In July of 2011, I wrote about ocean debris - in particular, abandoned fishing nets and lobster traps - which can continued to ensnare and destroy sealife long after they have been given up as lost. Once hooked on a reef or submerged wreck, fishing nets continue "ghost fishing" and can damage reefs as they get swung about in the ocean currents or swells. Off Point Loma, near San Diego, California's Mission Bay, lies the wreck, High Seas and recently, local divers succeeded in removing approximately 200 pounds of derelict fishing nets that had become snagged on the remains of the ship.
The removal operation was overseen by Ocean Defenders Alliance, a Huntington Beach-based non-profit that solicits the help of volunteer divers to remove derelict nets. When fishing boats release their nets, which can be hundreds, if not thousands, of feet in length, the sharp edges and contours of reefs and particularly shipwrecks can easily tear away large sections of the nets. Initially the nets smother resident sealife and can continue to catch fish that get wrapped up in the nets. Then, as the net begins to settle over time, smaller portions begin to batter the reef as swells or the back and forth motion of ocean currents, called surge, begin to take its toll.

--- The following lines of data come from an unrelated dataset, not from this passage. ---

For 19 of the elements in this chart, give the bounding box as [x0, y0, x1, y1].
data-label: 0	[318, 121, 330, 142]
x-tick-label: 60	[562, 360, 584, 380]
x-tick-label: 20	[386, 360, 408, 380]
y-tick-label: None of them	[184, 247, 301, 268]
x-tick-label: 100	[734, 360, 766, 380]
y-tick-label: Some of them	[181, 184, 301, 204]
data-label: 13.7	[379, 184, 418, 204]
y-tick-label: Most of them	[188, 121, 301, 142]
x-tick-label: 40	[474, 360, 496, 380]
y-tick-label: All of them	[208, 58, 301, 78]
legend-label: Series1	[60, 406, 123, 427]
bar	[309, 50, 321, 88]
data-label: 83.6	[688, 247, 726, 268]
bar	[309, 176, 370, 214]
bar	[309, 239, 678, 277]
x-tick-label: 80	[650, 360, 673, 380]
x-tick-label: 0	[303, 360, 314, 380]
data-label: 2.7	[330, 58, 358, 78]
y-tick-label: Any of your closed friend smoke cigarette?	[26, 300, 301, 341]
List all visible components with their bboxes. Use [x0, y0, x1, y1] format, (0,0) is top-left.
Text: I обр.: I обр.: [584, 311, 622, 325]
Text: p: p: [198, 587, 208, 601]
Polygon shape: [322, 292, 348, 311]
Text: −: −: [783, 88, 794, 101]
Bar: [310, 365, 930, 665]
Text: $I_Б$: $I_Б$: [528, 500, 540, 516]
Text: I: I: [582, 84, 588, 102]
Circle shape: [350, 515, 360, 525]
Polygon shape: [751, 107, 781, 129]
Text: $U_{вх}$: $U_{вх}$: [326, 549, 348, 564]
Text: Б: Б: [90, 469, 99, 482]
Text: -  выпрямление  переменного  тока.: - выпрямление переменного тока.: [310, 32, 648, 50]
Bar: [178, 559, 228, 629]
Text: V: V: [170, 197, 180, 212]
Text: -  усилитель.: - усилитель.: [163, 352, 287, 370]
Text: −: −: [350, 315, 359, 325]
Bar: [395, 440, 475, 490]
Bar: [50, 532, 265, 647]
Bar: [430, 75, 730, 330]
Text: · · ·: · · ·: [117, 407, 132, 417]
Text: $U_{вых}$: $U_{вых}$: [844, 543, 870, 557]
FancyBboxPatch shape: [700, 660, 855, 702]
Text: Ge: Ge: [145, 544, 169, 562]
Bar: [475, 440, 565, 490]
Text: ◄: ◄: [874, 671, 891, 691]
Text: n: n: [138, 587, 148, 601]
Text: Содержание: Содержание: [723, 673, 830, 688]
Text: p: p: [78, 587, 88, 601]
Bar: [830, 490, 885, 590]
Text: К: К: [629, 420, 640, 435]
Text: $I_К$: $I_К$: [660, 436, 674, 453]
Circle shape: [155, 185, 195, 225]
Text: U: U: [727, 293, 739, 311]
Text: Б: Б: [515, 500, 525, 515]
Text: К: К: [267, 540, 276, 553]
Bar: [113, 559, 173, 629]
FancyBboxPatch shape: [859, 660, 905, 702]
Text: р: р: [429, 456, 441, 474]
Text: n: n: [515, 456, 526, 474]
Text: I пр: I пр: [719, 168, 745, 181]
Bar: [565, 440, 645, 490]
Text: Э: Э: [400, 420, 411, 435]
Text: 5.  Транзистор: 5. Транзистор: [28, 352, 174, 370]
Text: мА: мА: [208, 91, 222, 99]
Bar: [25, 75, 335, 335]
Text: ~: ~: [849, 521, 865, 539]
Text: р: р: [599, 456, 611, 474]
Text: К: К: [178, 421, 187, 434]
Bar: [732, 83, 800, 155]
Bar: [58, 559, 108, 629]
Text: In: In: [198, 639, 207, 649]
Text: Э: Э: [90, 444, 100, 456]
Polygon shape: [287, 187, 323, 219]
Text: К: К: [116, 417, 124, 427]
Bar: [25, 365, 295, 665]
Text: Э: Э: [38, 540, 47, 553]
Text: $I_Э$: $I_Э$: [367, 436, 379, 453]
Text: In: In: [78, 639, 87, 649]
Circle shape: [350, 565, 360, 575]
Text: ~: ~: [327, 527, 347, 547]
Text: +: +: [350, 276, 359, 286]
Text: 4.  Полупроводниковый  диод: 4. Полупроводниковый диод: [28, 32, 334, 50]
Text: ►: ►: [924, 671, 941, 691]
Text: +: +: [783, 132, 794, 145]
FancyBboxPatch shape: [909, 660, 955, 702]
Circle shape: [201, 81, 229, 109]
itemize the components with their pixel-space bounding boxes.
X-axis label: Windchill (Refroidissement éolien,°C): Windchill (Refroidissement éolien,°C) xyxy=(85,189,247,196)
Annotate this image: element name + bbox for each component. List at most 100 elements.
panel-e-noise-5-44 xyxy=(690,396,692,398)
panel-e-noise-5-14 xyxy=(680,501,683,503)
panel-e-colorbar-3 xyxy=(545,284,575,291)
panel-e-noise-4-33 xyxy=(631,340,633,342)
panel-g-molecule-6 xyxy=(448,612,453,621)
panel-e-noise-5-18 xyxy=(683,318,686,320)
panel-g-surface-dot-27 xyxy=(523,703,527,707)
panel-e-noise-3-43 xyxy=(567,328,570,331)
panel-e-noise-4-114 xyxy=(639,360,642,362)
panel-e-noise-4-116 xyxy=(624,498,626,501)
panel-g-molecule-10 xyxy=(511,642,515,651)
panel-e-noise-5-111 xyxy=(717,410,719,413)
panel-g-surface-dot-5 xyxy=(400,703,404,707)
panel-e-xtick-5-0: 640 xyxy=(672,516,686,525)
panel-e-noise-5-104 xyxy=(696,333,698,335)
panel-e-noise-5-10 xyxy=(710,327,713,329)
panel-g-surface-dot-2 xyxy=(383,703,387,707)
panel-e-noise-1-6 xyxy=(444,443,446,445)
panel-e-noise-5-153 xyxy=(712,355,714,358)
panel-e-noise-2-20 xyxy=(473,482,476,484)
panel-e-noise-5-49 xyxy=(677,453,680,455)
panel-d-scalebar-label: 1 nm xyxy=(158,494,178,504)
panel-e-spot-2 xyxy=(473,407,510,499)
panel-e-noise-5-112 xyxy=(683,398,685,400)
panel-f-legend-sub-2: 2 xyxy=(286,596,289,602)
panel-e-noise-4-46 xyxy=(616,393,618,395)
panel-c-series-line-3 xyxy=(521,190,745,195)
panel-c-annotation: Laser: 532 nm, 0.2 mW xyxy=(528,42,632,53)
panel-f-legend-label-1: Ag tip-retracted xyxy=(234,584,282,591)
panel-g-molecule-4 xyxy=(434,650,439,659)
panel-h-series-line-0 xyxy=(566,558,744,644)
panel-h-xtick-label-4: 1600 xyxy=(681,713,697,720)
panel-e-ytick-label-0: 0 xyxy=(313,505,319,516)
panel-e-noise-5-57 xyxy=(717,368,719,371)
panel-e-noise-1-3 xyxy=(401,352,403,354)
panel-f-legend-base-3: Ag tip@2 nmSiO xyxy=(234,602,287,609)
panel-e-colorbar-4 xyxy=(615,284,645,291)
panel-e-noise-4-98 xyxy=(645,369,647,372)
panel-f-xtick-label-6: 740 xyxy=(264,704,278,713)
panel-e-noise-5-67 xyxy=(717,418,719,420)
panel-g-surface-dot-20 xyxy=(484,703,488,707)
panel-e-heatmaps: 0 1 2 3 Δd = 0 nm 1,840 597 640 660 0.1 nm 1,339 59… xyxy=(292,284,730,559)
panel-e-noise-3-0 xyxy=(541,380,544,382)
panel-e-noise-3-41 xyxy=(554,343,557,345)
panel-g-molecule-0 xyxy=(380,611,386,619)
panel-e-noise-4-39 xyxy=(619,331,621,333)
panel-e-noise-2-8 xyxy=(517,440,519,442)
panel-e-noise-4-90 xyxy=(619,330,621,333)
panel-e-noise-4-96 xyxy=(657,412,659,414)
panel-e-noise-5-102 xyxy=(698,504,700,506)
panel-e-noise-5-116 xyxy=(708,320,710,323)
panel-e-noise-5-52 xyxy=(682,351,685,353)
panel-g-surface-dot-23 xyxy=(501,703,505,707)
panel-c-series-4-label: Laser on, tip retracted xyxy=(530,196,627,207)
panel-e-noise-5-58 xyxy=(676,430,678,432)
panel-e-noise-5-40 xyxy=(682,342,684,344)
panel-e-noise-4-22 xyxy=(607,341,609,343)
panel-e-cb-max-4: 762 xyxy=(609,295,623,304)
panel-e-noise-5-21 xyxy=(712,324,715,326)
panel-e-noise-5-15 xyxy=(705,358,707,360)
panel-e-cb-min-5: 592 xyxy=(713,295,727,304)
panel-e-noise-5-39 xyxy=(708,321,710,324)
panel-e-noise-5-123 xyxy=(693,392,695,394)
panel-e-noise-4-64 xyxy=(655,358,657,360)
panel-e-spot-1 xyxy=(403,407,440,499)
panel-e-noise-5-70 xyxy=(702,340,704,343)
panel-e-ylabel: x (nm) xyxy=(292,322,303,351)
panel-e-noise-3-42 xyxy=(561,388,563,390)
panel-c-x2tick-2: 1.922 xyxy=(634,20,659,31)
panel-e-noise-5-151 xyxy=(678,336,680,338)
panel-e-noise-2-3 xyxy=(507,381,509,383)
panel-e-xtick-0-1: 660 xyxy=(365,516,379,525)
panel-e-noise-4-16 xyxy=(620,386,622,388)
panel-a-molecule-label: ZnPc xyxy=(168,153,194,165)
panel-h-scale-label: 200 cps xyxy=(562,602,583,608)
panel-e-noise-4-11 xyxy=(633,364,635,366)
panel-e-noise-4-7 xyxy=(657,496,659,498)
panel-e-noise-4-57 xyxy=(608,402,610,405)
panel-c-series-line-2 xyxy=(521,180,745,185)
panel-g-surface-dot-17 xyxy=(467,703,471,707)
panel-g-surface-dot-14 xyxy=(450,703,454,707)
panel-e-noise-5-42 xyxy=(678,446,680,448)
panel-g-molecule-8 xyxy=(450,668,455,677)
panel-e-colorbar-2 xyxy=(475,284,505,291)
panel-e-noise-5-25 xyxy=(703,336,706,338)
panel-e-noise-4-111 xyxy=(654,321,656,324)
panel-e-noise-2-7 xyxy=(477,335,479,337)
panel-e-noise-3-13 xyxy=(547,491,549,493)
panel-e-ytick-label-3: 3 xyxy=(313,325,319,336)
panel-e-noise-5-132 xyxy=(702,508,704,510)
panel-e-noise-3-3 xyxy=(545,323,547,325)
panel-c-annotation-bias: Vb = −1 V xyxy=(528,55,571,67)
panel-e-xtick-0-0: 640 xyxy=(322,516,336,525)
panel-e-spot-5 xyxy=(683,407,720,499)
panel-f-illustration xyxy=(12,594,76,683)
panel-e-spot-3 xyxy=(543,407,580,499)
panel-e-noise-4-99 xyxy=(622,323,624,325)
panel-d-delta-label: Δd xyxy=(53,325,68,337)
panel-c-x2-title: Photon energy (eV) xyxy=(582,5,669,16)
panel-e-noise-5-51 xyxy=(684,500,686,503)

Over a greater length of time, the nets can actually become part of the reef itself, with encrusting algae, anemones, and other plants and invertebrates using the net as a strata or foundation for new growth. At this point, removal of the nets may produce more damage than intended. So, in some locations, the derelict nets are monitored for deterioration that might reverse their sedentary condition and once again damage sealife with portions of loose nets subject to moving ocean conditions.
The High Seas is a 128-foot Navy vessel built near the end of WWII and later sold and converted to a fishing boat. It sank in 1970 and has collected a considerable amount of "ghost fishing" nets over the ensuing years. The Ocean Defenders Alliance (ODA) and its team of volunteer divers first surveyed the wreck to determine how much net could be removed without doing unintended damage and then proceeded to lift portions of the nets with floats, which enabled them to cut away a large section more easily and safely. Since ODA works with volunteers, diver safety is a crucial issue regardless of the diver's experience level. A free-floating net is a hazard to fish and humans as well.
Here is a video taken in 2010 by a local San Diego diver, Jim Ridgway, of dives on San Diego's USS Logan and High Seas. The first part of the video focuses on the USS Logan and you can see the range of sealife, from fish to colorful anemones, that can call a shipwreck home. Then the video turns to the High Seas and you can clearly see the accumulated nets and the diver even came upon a small leopard shark caught in the netting.
Fisherman view the loss of nets as a frustrating and expensive occupational hazard. However, long after the commercial and economic loss, ghost nets can continue to exert a deadly toll on unintended sealife.